La historia, la crónica y la ficción se cruzan una y otra vez en la obra de Álvaro Abós (Buenos Aires, 1941). En La búsqueda del tesoro, su última novela, reabre el caso de un legendario robo al Trust Joyero Relojero, cometido el 17 de octubre de 1949, en momentos en que Juan Domingo Perón hablaba ante una multitud en la Plaza de Mayo; en Luna amarilla y otros cuentos negros, a la vez, retoma desde la literatura las historias de Marta Stutz, Adolf Eichmann, Lourdes Di Natale y otros protagonistas de crónicas policiales.
El robo al Trust Joyero, según la reconstrucción que propone Abós desde la ficción, se descubrió dos días después y la noticia no ocupó más que un suelto breve en los diarios, que dedicaban sus portadas a la concentración popular en Plaza de Mayo. Fue “una joya en la historia del crimen y el mayor fracaso de los sabuesos de la policía y del seguro”, porque el botín nunca se encontró. Y ese es el misterio que se proponen resolver un abogado, un periodista veterano y otro que se inicia una noche en un boliche de Callao al 200. La crónica roja, dice Abós, “fascina porque es imprevisible”; los políticos, los militantes, “todos aquellos que esperan una recompensa de la historia desprecian la noticia policial porque eclipsa, como un lapsus, lo que ellos consideran lo importante” e inscribe el azar, “presente puro”.
—¿Qué debe tener un hecho de la crónica para que te interese como tema de ficción?
—Debe despertar mi necesidad de narrar. Ese efecto a veces lo provoca un recuerdo, una emoción, una escena entrevista en la calle. También una noticia en la sección policial de un diario. Un día, Flaubert leyó un recuadro en el diario local: una mujer casada se había envenenado en Rouen. A partir de ese breve, imaginó Madame Bovary.
—En La búsqueda del tesoro hay una contraposición entre la gran Historia y la historia menuda, las noticias de primera plana y los sueltos de las páginas interiores. “Perdida en toda gran noticia, hay otra”, se dice. ¿La ficción también implica una investigación de lo histórico?
—Sí, en mi caso. Por ejemplo: ¿qué sucedía durante el velorio de Evita? Como fondo histórico, ese hecho ya fue usado, entre otros, por Borges en “El simulacro” y por David Viñas en “La señora muerta”. Investigando para otro libro, descubrí que durante ese largo velorio Adolf Eichmann viajó en tren desde Tucumán hasta Buenos Aires. Entonces escribí mi cuento “El viaje del señor Klement”. Me estimulan como narrador los pliegos y recovecos oscuros que suele presentar la historia.
—¿Qué agrega la ficción al hecho registrado por la crónica? En un relato de Luna amarilla, se dice que el misterio de la crónica policial “es un desafío a lo razonable” y “rompe la estela de lo inteligible”. ¿La ficción se instala en ese punto para dotar de sentido al relato de la crónica?

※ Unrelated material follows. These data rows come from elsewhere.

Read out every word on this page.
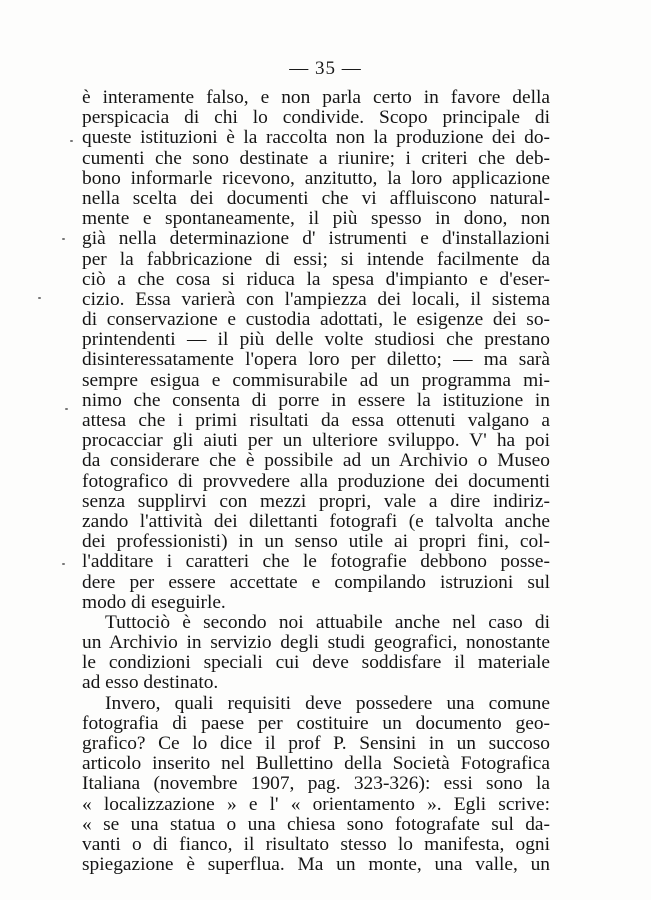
— 35 —
è interamente falso, e non parla certo in favore della
perspicacia di chi lo condivide. Scopo principale di
queste istituzioni è la raccolta non la produzione dei do-
cumenti che sono destinate a riunire; i criteri che deb-
bono informarle ricevono, anzitutto, la loro applicazione
nella scelta dei documenti che vi affluiscono natural-
mente e spontaneamente, il più spesso in dono, non
già nella determinazione d' istrumenti e d'installazioni
per la fabbricazione di essi; si intende facilmente da
ciò a che cosa si riduca la spesa d'impianto e d'eser-
cizio. Essa varierà con l'ampiezza dei locali, il sistema
di conservazione e custodia adottati, le esigenze dei so-
printendenti — il più delle volte studiosi che prestano
disinteressatamente l'opera loro per diletto; — ma sarà
sempre esigua e commisurabile ad un programma mi-
nimo che consenta di porre in essere la istituzione in
attesa che i primi risultati da essa ottenuti valgano a
procacciar gli aiuti per un ulteriore sviluppo. V' ha poi
da considerare che è possibile ad un Archivio o Museo
fotografico di provvedere alla produzione dei documenti
senza supplirvi con mezzi propri, vale a dire indiriz-
zando l'attività dei dilettanti fotografi (e talvolta anche
dei professionisti) in un senso utile ai propri fini, col-
l'additare i caratteri che le fotografie debbono posse-
dere per essere accettate e compilando istruzioni sul
modo di eseguirle.
Tuttociò è secondo noi attuabile anche nel caso di
un Archivio in servizio degli studi geografici, nonostante
le condizioni speciali cui deve soddisfare il materiale
ad esso destinato.
Invero, quali requisiti deve possedere una comune
fotografia di paese per costituire un documento geo-
grafico? Ce lo dice il prof P. Sensini in un succoso
articolo inserito nel Bullettino della Società Fotografica
Italiana (novembre 1907, pag. 323-326): essi sono la
« localizzazione » e l' « orientamento ». Egli scrive:
« se una statua o una chiesa sono fotografate sul da-
vanti o di fianco, il risultato stesso lo manifesta, ogni
spiegazione è superflua. Ma un monte, una valle, un
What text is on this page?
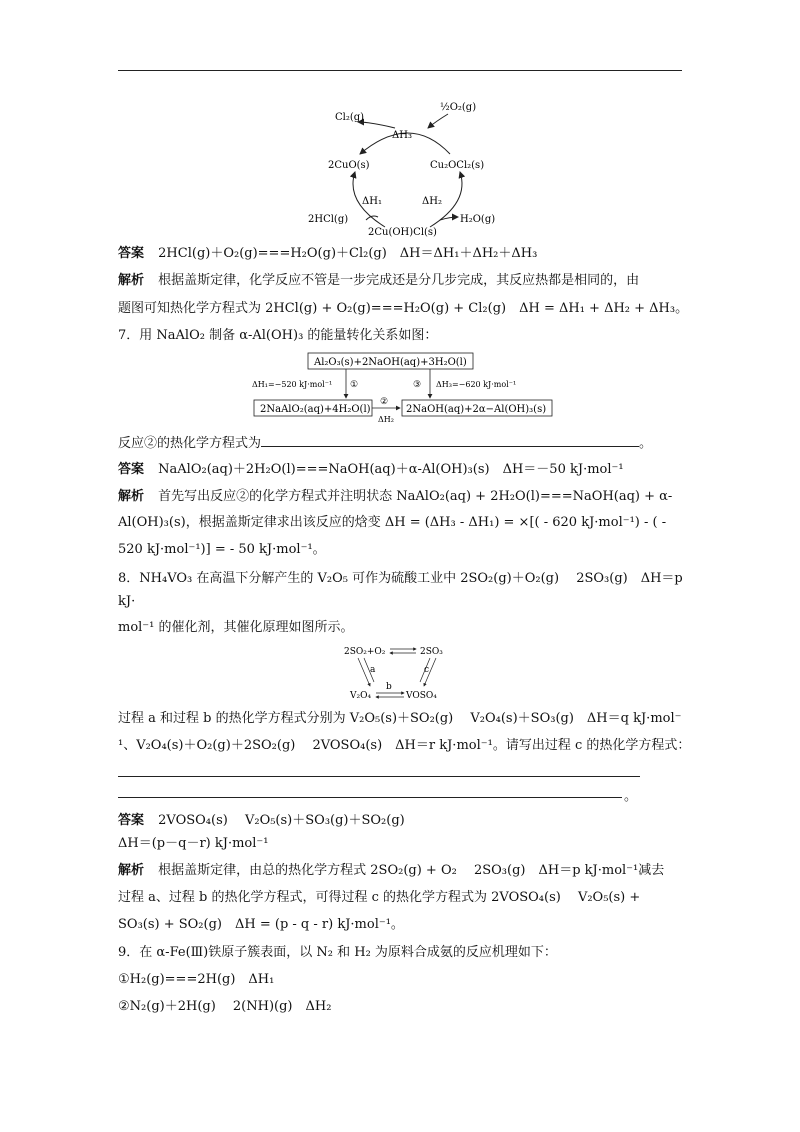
Cl₂(g)
½O₂(g)
ΔH₃
2CuO(s)	Cu₂OCl₂(s)
ΔH₁	ΔH₂
2HCl(g)	H₂O(g)
2Cu(OH)Cl(s)
答案 2HCl(g)＋O₂(g)===H₂O(g)＋Cl₂(g)　ΔH＝ΔH₁＋ΔH₂＋ΔH₃
解析 根据盖斯定律，化学反应不管是一步完成还是分几步完成，其反应热都是相同的，由
题图可知热化学方程式为 2HCl(g) + O₂(g)===H₂O(g) + Cl₂(g)　ΔH = ΔH₁ + ΔH₂ + ΔH₃。
7．用 NaAlO₂ 制备 α-Al(OH)₃ 的能量转化关系如图：
Al₂O₃(s)+2NaOH(aq)+3H₂O(l)
ΔH₁=−520 kJ·mol⁻¹ ①	③ ΔH₃=−620 kJ·mol⁻¹
2NaAlO₂(aq)+4H₂O(l)
②
ΔH₂
2NaOH(aq)+2α−Al(OH)₃(s)
反应②的热化学方程式为	。
答案 NaAlO₂(aq)＋2H₂O(l)===NaOH(aq)＋α-Al(OH)₃(s)　ΔH＝－50 kJ·mol⁻¹
解析 首先写出反应②的化学方程式并注明状态 NaAlO₂(aq) + 2H₂O(l)===NaOH(aq) + α-
Al(OH)₃(s)，根据盖斯定律求出该反应的焓变 ΔH = (ΔH₃ - ΔH₁) = ×[( - 620 kJ·mol⁻¹) - ( -
520 kJ·mol⁻¹)] = - 50 kJ·mol⁻¹。
8．NH₄VO₃ 在高温下分解产生的 V₂O₅ 可作为硫酸工业中 2SO₂(g)＋O₂(g)　 2SO₃(g)　ΔH＝p
kJ·
mol⁻¹ 的催化剂，其催化原理如图所示。
2SO₂+O₂	2SO₃
a	c
V₂O₄
b
VOSO₄
过程 a 和过程 b 的热化学方程式分别为 V₂O₅(s)＋SO₂(g)　 V₂O₄(s)＋SO₃(g)　ΔH＝q kJ·mol⁻
¹、V₂O₄(s)＋O₂(g)＋2SO₂(g)　 2VOSO₄(s)　ΔH＝r kJ·mol⁻¹。请写出过程 c 的热化学方程式：
。
答案 2VOSO₄(s)　 V₂O₅(s)＋SO₃(g)＋SO₂(g)
ΔH＝(p－q－r) kJ·mol⁻¹
解析 根据盖斯定律，由总的热化学方程式 2SO₂(g) + O₂　 2SO₃(g)　ΔH＝p kJ·mol⁻¹减去
过程 a、过程 b 的热化学方程式，可得过程 c 的热化学方程式为 2VOSO₄(s)　 V₂O₅(s) +
SO₃(s) + SO₂(g)　ΔH = (p - q - r) kJ·mol⁻¹。
9．在 α-Fe(Ⅲ)铁原子簇表面，以 N₂ 和 H₂ 为原料合成氨的反应机理如下：
①H₂(g)===2H(g)　ΔH₁
②N₂(g)＋2H(g)　 2(NH)(g)　ΔH₂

—Esas frases aluden al hecho de que el crimen es una anomalía para las personas que habitamos el mundo. El criminal es, al mismo tiempo que un hombre o una mujer cualquiera, un monstruo, en el sentido de alguien “distinto”. Que la ficción dote de sentido a la crónica sería menospreciar la crónica que puede bastarse solita para tal menester. Lo que sí puede hacer la literatura es enriquecer la crónica mediante recursos como el suspenso, la progresión, la estructura y desde luego el elemento que tienen en común literatura y crónica: la escritura. Gabriel García Márquez no se cansaba de repetírselo a sus alumnos de periodismo: “aprendan a investigar pero también lean mucha literatura”.

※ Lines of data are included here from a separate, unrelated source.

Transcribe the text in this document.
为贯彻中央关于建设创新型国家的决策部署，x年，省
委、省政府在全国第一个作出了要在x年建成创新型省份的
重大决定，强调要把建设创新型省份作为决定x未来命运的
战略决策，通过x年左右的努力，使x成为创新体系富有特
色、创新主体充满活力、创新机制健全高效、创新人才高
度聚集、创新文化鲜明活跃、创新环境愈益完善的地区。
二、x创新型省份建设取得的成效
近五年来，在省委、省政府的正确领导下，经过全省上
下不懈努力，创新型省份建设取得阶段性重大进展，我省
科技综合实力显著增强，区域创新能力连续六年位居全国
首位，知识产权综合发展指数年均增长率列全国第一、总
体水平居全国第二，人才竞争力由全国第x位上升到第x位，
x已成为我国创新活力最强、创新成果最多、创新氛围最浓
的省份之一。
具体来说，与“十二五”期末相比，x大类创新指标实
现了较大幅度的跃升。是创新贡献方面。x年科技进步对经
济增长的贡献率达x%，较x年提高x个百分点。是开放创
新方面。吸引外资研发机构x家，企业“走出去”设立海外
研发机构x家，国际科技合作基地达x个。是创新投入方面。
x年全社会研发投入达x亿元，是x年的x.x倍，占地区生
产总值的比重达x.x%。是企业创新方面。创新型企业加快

—El límite de la crónica es la ficción. ¿La literatura tiene alguna obligación respecto a los hechos?
—La literatura o el arte en general no debería tener límites. Literatura y moral son campos distintos. Algunos de los cuentos que reuní en Luna amarilla y otros cuentos negros provienen de mis crónicas periodísticas sobre antiguos crímenes. Las desarmé y volví a armarlas para que funcionaran como cuentos. Estaba decidido a “traicionar” la crónica con tal de lograr un buen cuento. Sin embargo, al terminar la tarea, descubrí que había fracasado como “traidor”. Mi capacidad de invención no necesitó transgredir los límites de lo real, tan grandes son éstos.